Et dans tout cela, ce temple invisible que je m’applique à bâtir, et dont l’invisibilité est la condition d’existence.

*

Tout baigne, bleu, dans une clarté orange, cet est— et l’espace, tout à coup, se fait puissamment vaste.

Comment l’Aurore, et le silence, et le vide donnent lieu à cet espace, le fondent. Le rose même, la couleur rose vaporisée dans l’air.

Je note ces données colorées, propres au schiste, et ne l’épuisant pas, ce feuilletage de couleurs, de tons, de teintes, de variations — et je m’aperçois à quel point ce minéral même est musical. Brun, gris, violet, rose, parfois ocre et comme oxydé ; brun-rouille, gris-bleuté, ardoise, tourterelle, perle, etc., et ces verts, verdâtres, et ces bleus qui montent et vibrent presque jusqu’au noir sans jamais s’éteindre, ou s’argentent, brillent, éclaboussent et s’alourdissent bientôt.

Toute la vallée est happée par le brouillard, cette maigre et longue tranchée géologique, ce sinuement de rivière, brun, brun-sale, terreux — dévorée. Une brume blanche à force d’être grise, lumineuse pourtant. Vague, ensorcellement.

La tête d’une colline en émerge, nimbée. Est-ce là un miracle ? Et je la vois, crête d’arbres gris qui en révèle le pourtour, cette « échine d’âne » dont parle quelque part Archiloque — une île ne nous apparaîtrait pas plus mystérieusement.

Une île donc, levée par quelque oracle vers la matière, allant à elle.

Ces dalles partout, ces murs, cette arcature de grès rouge, fondue, lavée — ou ces blocs jaunes, atteignant jusqu’au soufre, grenés.

Bordeaux, bleu, vert, nitre, beige.

Et la ligne toujours, cet « horizon de colline », mélodique, cette louange où se détache, face à moi, tel ou tel arbre, sur ce rien, cet air vibrant de gouttelettes —

Qu’est-ce, au juste ?

Rien donc, ce silence, hormis les trilles et le pépiement des oiseaux, et puis, vibrant dans cette brume blanche, la découpant, voici la basilique (plutôt que l’abbatiale, je choisis ce terme à dessein). Et que dire de cette solitude ?

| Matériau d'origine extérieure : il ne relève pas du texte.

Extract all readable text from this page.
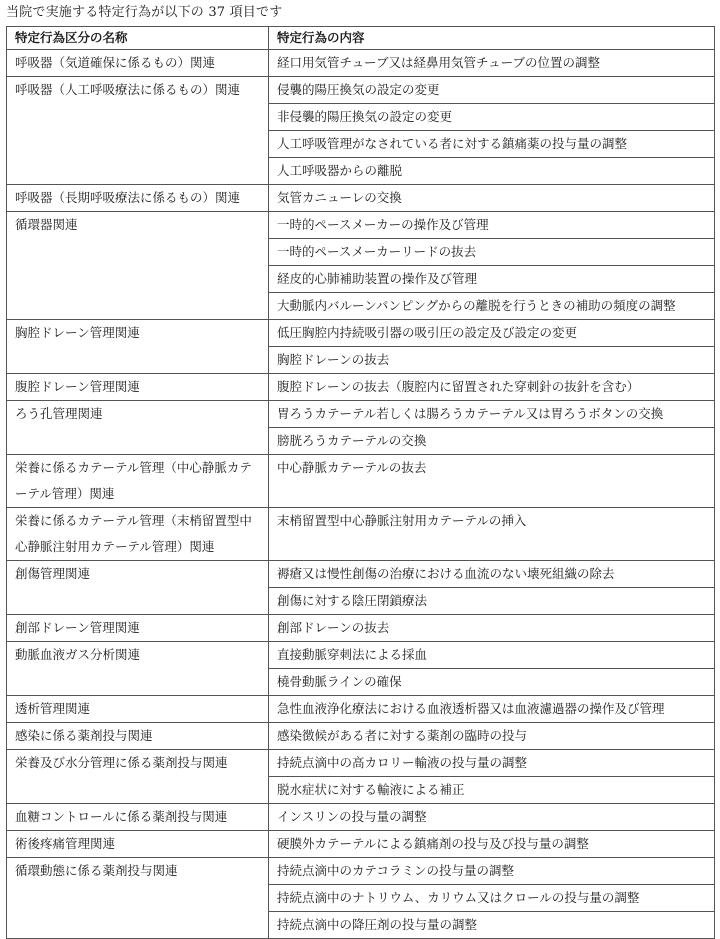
当院で実施する特定行為が以下の 37 項目です
特定行為区分の名称	特定行為の内容
呼吸器（気道確保に係るもの）関連	経口用気管チューブ又は経鼻用気管チューブの位置の調整
呼吸器（人工呼吸療法に係るもの）関連	侵襲的陽圧換気の設定の変更
	非侵襲的陽圧換気の設定の変更
	人工呼吸管理がなされている者に対する鎮痛薬の投与量の調整
	人工呼吸器からの離脱
呼吸器（長期呼吸療法に係るもの）関連	気管カニューレの交換
循環器関連	一時的ペースメーカーの操作及び管理
	一時的ペースメーカーリードの抜去
	経皮的心肺補助装置の操作及び管理
	大動脈内バルーンパンピングからの離脱を行うときの補助の頻度の調整
胸腔ドレーン管理関連	低圧胸腔内持続吸引器の吸引圧の設定及び設定の変更
	胸腔ドレーンの抜去
腹腔ドレーン管理関連	腹腔ドレーンの抜去（腹腔内に留置された穿刺針の抜針を含む）
ろう孔管理関連	胃ろうカテーテル若しくは腸ろうカテーテル又は胃ろうボタンの交換
	膀胱ろうカテーテルの交換
栄養に係るカテーテル管理（中心静脈カテーテル管理）関連	中心静脈カテーテルの抜去
栄養に係るカテーテル管理（末梢留置型中心静脈注射用カテーテル管理）関連	末梢留置型中心静脈注射用カテーテルの挿入
創傷管理関連	褥瘡又は慢性創傷の治療における血流のない壊死組織の除去
	創傷に対する陰圧閉鎖療法
創部ドレーン管理関連	創部ドレーンの抜去
動脈血液ガス分析関連	直接動脈穿刺法による採血
	橈骨動脈ラインの確保
透析管理関連	急性血液浄化療法における血液透析器又は血液濾過器の操作及び管理
感染に係る薬剤投与関連	感染徴候がある者に対する薬剤の臨時の投与
栄養及び水分管理に係る薬剤投与関連	持続点滴中の高カロリー輸液の投与量の調整
	脱水症状に対する輸液による補正
血糖コントロールに係る薬剤投与関連	インスリンの投与量の調整
術後疼痛管理関連	硬膜外カテーテルによる鎮痛剤の投与及び投与量の調整
循環動態に係る薬剤投与関連	持続点滴中のカテコラミンの投与量の調整
	持続点滴中のナトリウム、カリウム又はクロールの投与量の調整
	持続点滴中の降圧剤の投与量の調整
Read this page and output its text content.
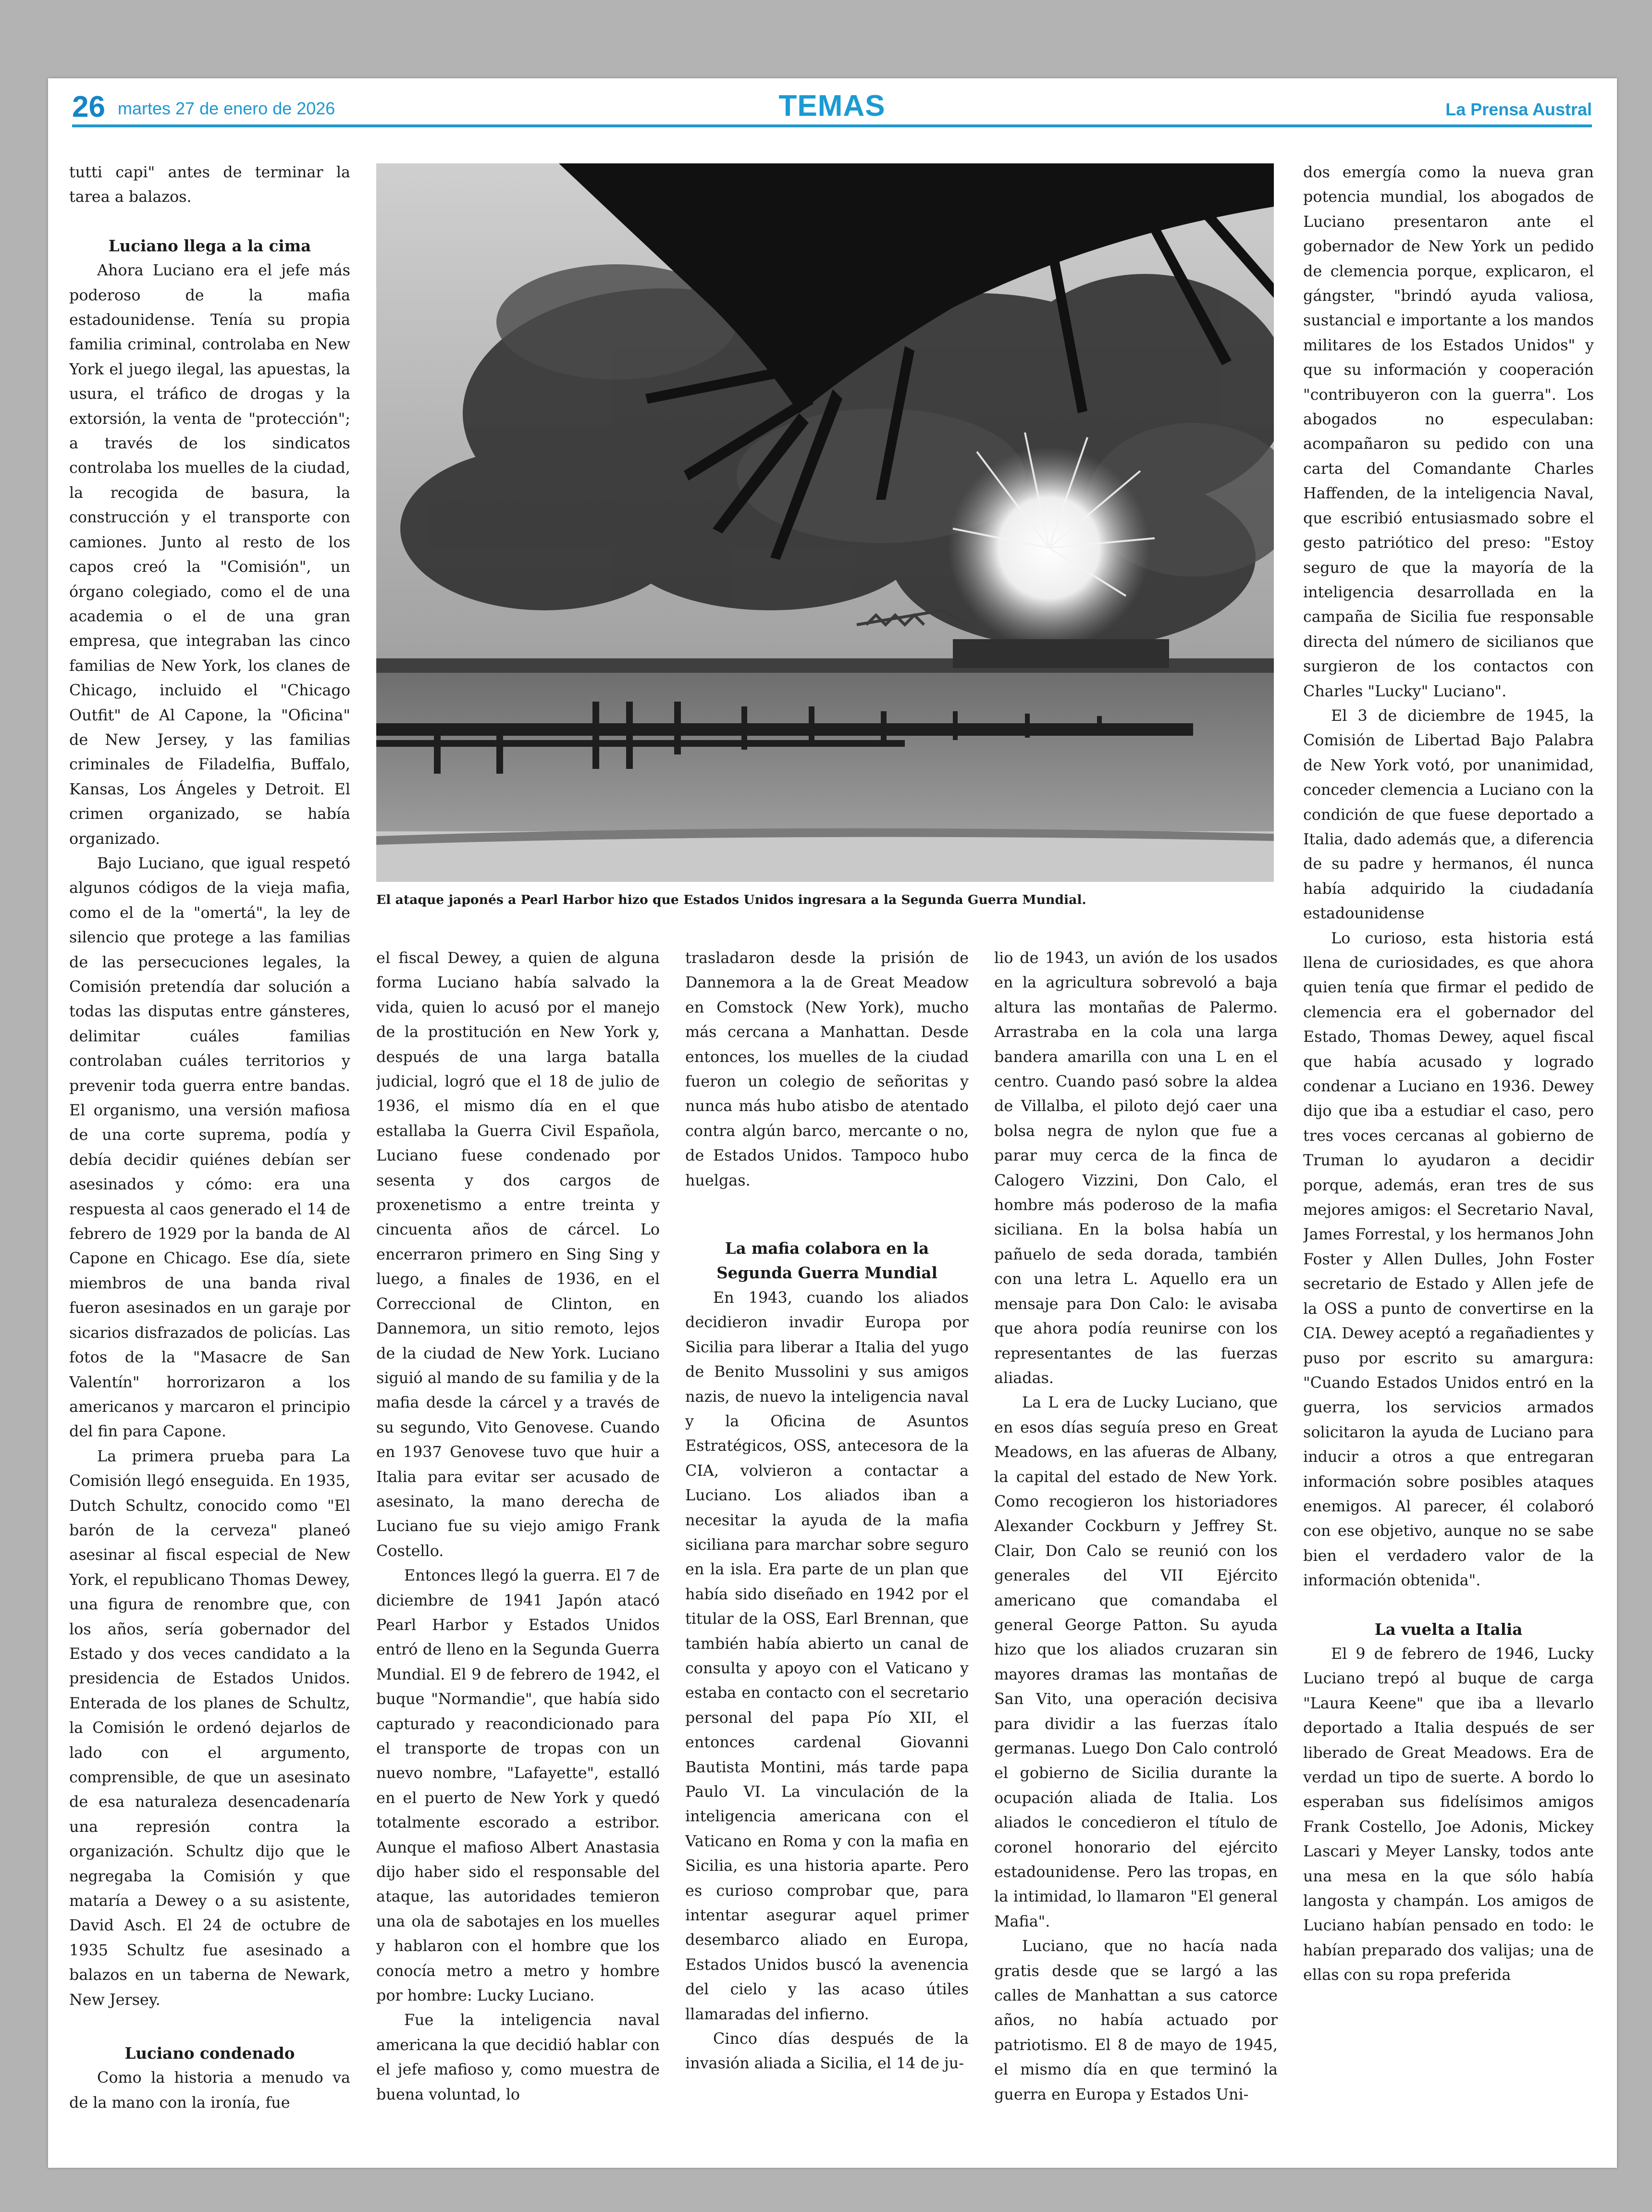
26 martes 27 de enero de 2026	TEMAS	La Prensa Austral

tutti capi" antes de terminar la tarea a balazos.

Luciano llega a la cima

Ahora Luciano era el jefe más poderoso de la mafia estadounidense. Tenía su propia familia criminal, controlaba en New York el juego ilegal, las apuestas, la usura, el tráfico de drogas y la extorsión, la venta de "protección"; a través de los sindicatos controlaba los muelles de la ciudad, la recogida de basura, la construcción y el transporte con camiones. Junto al resto de los capos creó la "Comisión", un órgano colegiado, como el de una academia o el de una gran empresa, que integraban las cinco familias de New York, los clanes de Chicago, incluido el "Chicago Outfit" de Al Capone, la "Oficina" de New Jersey, y las familias criminales de Filadelfia, Buffalo, Kansas, Los Ángeles y Detroit. El crimen organizado, se había organizado.

Bajo Luciano, que igual respetó algunos códigos de la vieja mafia, como el de la "omertá", la ley de silencio que protege a las familias de las persecuciones legales, la Comisión pretendía dar solución a todas las disputas entre gánsteres, delimitar cuáles familias controlaban cuáles territorios y prevenir toda guerra entre bandas. El organismo, una versión mafiosa de una corte suprema, podía y debía decidir quiénes debían ser asesinados y cómo: era una respuesta al caos generado el 14 de febrero de 1929 por la banda de Al Capone en Chicago. Ese día, siete miembros de una banda rival fueron asesinados en un garaje por sicarios disfrazados de policías. Las fotos de la "Masacre de San Valentín" horrorizaron a los americanos y marcaron el principio del fin para Capone.

La primera prueba para La Comisión llegó enseguida. En 1935, Dutch Schultz, conocido como "El barón de la cerveza" planeó asesinar al fiscal especial de New York, el republicano Thomas Dewey, una figura de renombre que, con los años, sería gobernador del Estado y dos veces candidato a la presidencia de Estados Unidos. Enterada de los planes de Schultz, la Comisión le ordenó dejarlos de lado con el argumento, comprensible, de que un asesinato de esa naturaleza desencadenaría una represión contra la organización. Schultz dijo que le negregaba la Comisión y que mataría a Dewey o a su asistente, David Asch. El 24 de octubre de 1935 Schultz fue asesinado a balazos en un taberna de Newark, New Jersey.

Luciano condenado

Como la historia a menudo va de la mano con la ironía, fue

El ataque japonés a Pearl Harbor hizo que Estados Unidos ingresara a la Segunda Guerra Mundial.

el fiscal Dewey, a quien de alguna forma Luciano había salvado la vida, quien lo acusó por el manejo de la prostitución en New York y, después de una larga batalla judicial, logró que el 18 de julio de 1936, el mismo día en el que estallaba la Guerra Civil Española, Luciano fuese condenado por sesenta y dos cargos de proxenetismo a entre treinta y cincuenta años de cárcel. Lo encerraron primero en Sing Sing y luego, a finales de 1936, en el Correccional de Clinton, en Dannemora, un sitio remoto, lejos de la ciudad de New York. Luciano siguió al mando de su familia y de la mafia desde la cárcel y a través de su segundo, Vito Genovese. Cuando en 1937 Genovese tuvo que huir a Italia para evitar ser acusado de asesinato, la mano derecha de Luciano fue su viejo amigo Frank Costello.

Entonces llegó la guerra. El 7 de diciembre de 1941 Japón atacó Pearl Harbor y Estados Unidos entró de lleno en la Segunda Guerra Mundial. El 9 de febrero de 1942, el buque "Normandie", que había sido capturado y reacondicionado para el transporte de tropas con un nuevo nombre, "Lafayette", estalló en el puerto de New York y quedó totalmente escorado a estribor. Aunque el mafioso Albert Anastasia dijo haber sido el responsable del ataque, las autoridades temieron una ola de sabotajes en los muelles y hablaron con el hombre que los conocía metro a metro y hombre por hombre: Lucky Luciano.

Fue la inteligencia naval americana la que decidió hablar con el jefe mafioso y, como muestra de buena voluntad, lo

trasladaron desde la prisión de Dannemora a la de Great Meadow en Comstock (New York), mucho más cercana a Manhattan. Desde entonces, los muelles de la ciudad fueron un colegio de señoritas y nunca más hubo atisbo de atentado contra algún barco, mercante o no, de Estados Unidos. Tampoco hubo huelgas.

La mafia colabora en la Segunda Guerra Mundial

En 1943, cuando los aliados decidieron invadir Europa por Sicilia para liberar a Italia del yugo de Benito Mussolini y sus amigos nazis, de nuevo la inteligencia naval y la Oficina de Asuntos Estratégicos, OSS, antecesora de la CIA, volvieron a contactar a Luciano. Los aliados iban a necesitar la ayuda de la mafia siciliana para marchar sobre seguro en la isla. Era parte de un plan que había sido diseñado en 1942 por el titular de la OSS, Earl Brennan, que también había abierto un canal de consulta y apoyo con el Vaticano y estaba en contacto con el secretario personal del papa Pío XII, el entonces cardenal Giovanni Bautista Montini, más tarde papa Paulo VI. La vinculación de la inteligencia americana con el Vaticano en Roma y con la mafia en Sicilia, es una historia aparte. Pero es curioso comprobar que, para intentar asegurar aquel primer desembarco aliado en Europa, Estados Unidos buscó la avenencia del cielo y las acaso útiles llamaradas del infierno.

Cinco días después de la invasión aliada a Sicilia, el 14 de ju-

lio de 1943, un avión de los usados en la agricultura sobrevoló a baja altura las montañas de Palermo. Arrastraba en la cola una larga bandera amarilla con una L en el centro. Cuando pasó sobre la aldea de Villalba, el piloto dejó caer una bolsa negra de nylon que fue a parar muy cerca de la finca de Calogero Vizzini, Don Calo, el hombre más poderoso de la mafia siciliana. En la bolsa había un pañuelo de seda dorada, también con una letra L. Aquello era un mensaje para Don Calo: le avisaba que ahora podía reunirse con los representantes de las fuerzas aliadas.

La L era de Lucky Luciano, que en esos días seguía preso en Great Meadows, en las afueras de Albany, la capital del estado de New York. Como recogieron los historiadores Alexander Cockburn y Jeffrey St. Clair, Don Calo se reunió con los generales del VII Ejército americano que comandaba el general George Patton. Su ayuda hizo que los aliados cruzaran sin mayores dramas las montañas de San Vito, una operación decisiva para dividir a las fuerzas ítalo germanas. Luego Don Calo controló el gobierno de Sicilia durante la ocupación aliada de Italia. Los aliados le concedieron el título de coronel honorario del ejército estadounidense. Pero las tropas, en la intimidad, lo llamaron "El general Mafia".

Luciano, que no hacía nada gratis desde que se largó a las calles de Manhattan a sus catorce años, no había actuado por patriotismo. El 8 de mayo de 1945, el mismo día en que terminó la guerra en Europa y Estados Uni-

dos emergía como la nueva gran potencia mundial, los abogados de Luciano presentaron ante el gobernador de New York un pedido de clemencia porque, explicaron, el gángster, "brindó ayuda valiosa, sustancial e importante a los mandos militares de los Estados Unidos" y que su información y cooperación "contribuyeron con la guerra". Los abogados no especulaban: acompañaron su pedido con una carta del Comandante Charles Haffenden, de la inteligencia Naval, que escribió entusiasmado sobre el gesto patriótico del preso: "Estoy seguro de que la mayoría de la inteligencia desarrollada en la campaña de Sicilia fue responsable directa del número de sicilianos que surgieron de los contactos con Charles "Lucky" Luciano".

El 3 de diciembre de 1945, la Comisión de Libertad Bajo Palabra de New York votó, por unanimidad, conceder clemencia a Luciano con la condición de que fuese deportado a Italia, dado además que, a diferencia de su padre y hermanos, él nunca había adquirido la ciudadanía estadounidense

Lo curioso, esta historia está llena de curiosidades, es que ahora quien tenía que firmar el pedido de clemencia era el gobernador del Estado, Thomas Dewey, aquel fiscal que había acusado y logrado condenar a Luciano en 1936. Dewey dijo que iba a estudiar el caso, pero tres voces cercanas al gobierno de Truman lo ayudaron a decidir porque, además, eran tres de sus mejores amigos: el Secretario Naval, James Forrestal, y los hermanos John Foster y Allen Dulles, John Foster secretario de Estado y Allen jefe de la OSS a punto de convertirse en la CIA. Dewey aceptó a regañadientes y puso por escrito su amargura: "Cuando Estados Unidos entró en la guerra, los servicios armados solicitaron la ayuda de Luciano para inducir a otros a que entregaran información sobre posibles ataques enemigos. Al parecer, él colaboró con ese objetivo, aunque no se sabe bien el verdadero valor de la información obtenida".

La vuelta a Italia

El 9 de febrero de 1946, Lucky Luciano trepó al buque de carga "Laura Keene" que iba a llevarlo deportado a Italia después de ser liberado de Great Meadows. Era de verdad un tipo de suerte. A bordo lo esperaban sus fidelísimos amigos Frank Costello, Joe Adonis, Mickey Lascari y Meyer Lansky, todos ante una mesa en la que sólo había langosta y champán. Los amigos de Luciano habían pensado en todo: le habían preparado dos valijas; una de ellas con su ropa preferida
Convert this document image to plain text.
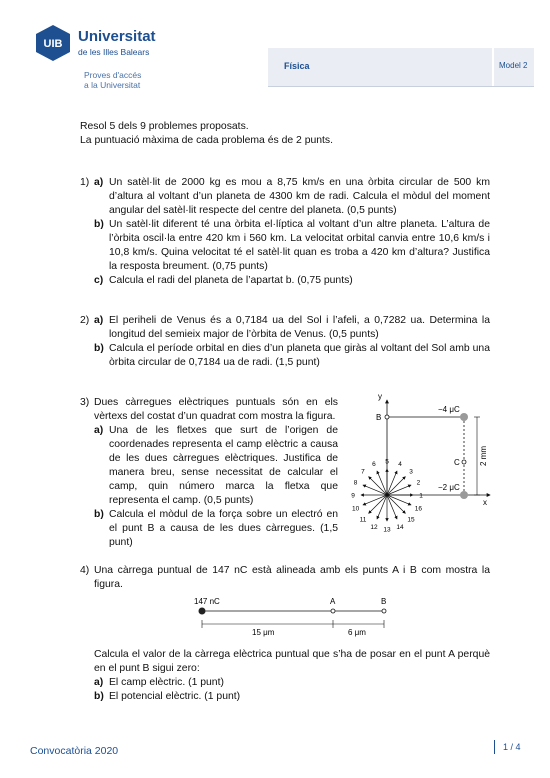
UIB Universitat
de les Illes Balears
Proves d'accés
a la Universitat
Física	Model 2
Resol 5 dels 9 problemes proposats.
La puntuació màxima de cada problema és de 2 punts.
1) a) Un satèl·lit de 2000 kg es mou a 8,75 km/s en una òrbita circular de 500 km d’altura al voltant d’un planeta de 4300 km de radi. Calcula el mòdul del moment angular del satèl·lit respecte del centre del planeta. (0,5 punts)
b) Un satèl·lit diferent té una òrbita el·líptica al voltant d’un altre planeta. L’altura de l’òrbita oscil·la entre 420 km i 560 km. La velocitat orbital canvia entre 10,6 km/s i 10,8 km/s. Quina velocitat té el satèl·lit quan es troba a 420 km d’altura? Justifica la resposta breument. (0,75 punts)
c) Calcula el radi del planeta de l’apartat b. (0,75 punts)
2) a) El periheli de Venus és a 0,7184 ua del Sol i l’afeli, a 0,7282 ua. Determina la longitud del semieix major de l’òrbita de Venus. (0,5 punts)
b) Calcula el període orbital en dies d’un planeta que giràs al voltant del Sol amb una òrbita circular de 0,7184 ua de radi. (1,5 punt)
3) Dues càrregues elèctriques puntuals són en els vèrtexs del costat d’un quadrat com mostra la figura.
a) Una de les fletxes que surt de l’origen de coordenades representa el camp elèctric a causa de les dues càrregues elèctriques. Justifica de manera breu, sense necessitat de calcular el camp, quin número marca la fletxa que representa el camp. (0,5 punts)
b) Calcula el mòdul de la força sobre un electró en el punt B a causa de les dues càrregues. (1,5 punt)
4) Una càrrega puntual de 147 nC està alineada amb els punts A i B com mostra la figura.
Calcula el valor de la càrrega elèctrica puntual que s’ha de posar en el punt A perquè en el punt B sigui zero:
a) El camp elèctric. (1 punt)
b) El potencial elèctric. (1 punt)
y
x
2 mm
B
−4 μC
C
−2 μC
1
2
3
4
5
6
7
8
9
10
11
12 13 14
15
16
147 nC	A	B
15 μm	6 μm
Convocatòria 2020	1 / 4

Une voix humaine, la première, un répons — comme une bouteille plastique abandonnée là, ou un emballage de cigarettes ; un déchet.

Cette couronne que tressent les chants d’oiseaux, une louange. Le raclement d’une table métallique qu’on installe en terrasse. Ce presque début du monde, et retiré pourtant.

Cela, et cela, et cela.

Ces colonnes, deux à deux, de part et d’autre du portail, minces, adossées, réduites à leur plus simple expression — astragale et corbeille nue, — ocres, ocres rouges, dépouillées, austères, vraies — semblables à des tibias.

Et la pierre, la pierre, partout. Et la lumière, toujours. Elle creuse plus avant dans le brouillard, éclairant cette échine au plein sud, l’apparaissant, dans un vert aigu jusqu’à l’or ; tandis que l’ouest est encore tout englué dans une masse rose.

Le bleu des pierres verdit.

Une dorure, les têtes somptueuses des arbres (cette colline, toujours— la splendeur du phénomène, sa montée progressive — ce chant ou ce champ du visible, un pan, esquissé sur le rien, une naissance — quoi ?).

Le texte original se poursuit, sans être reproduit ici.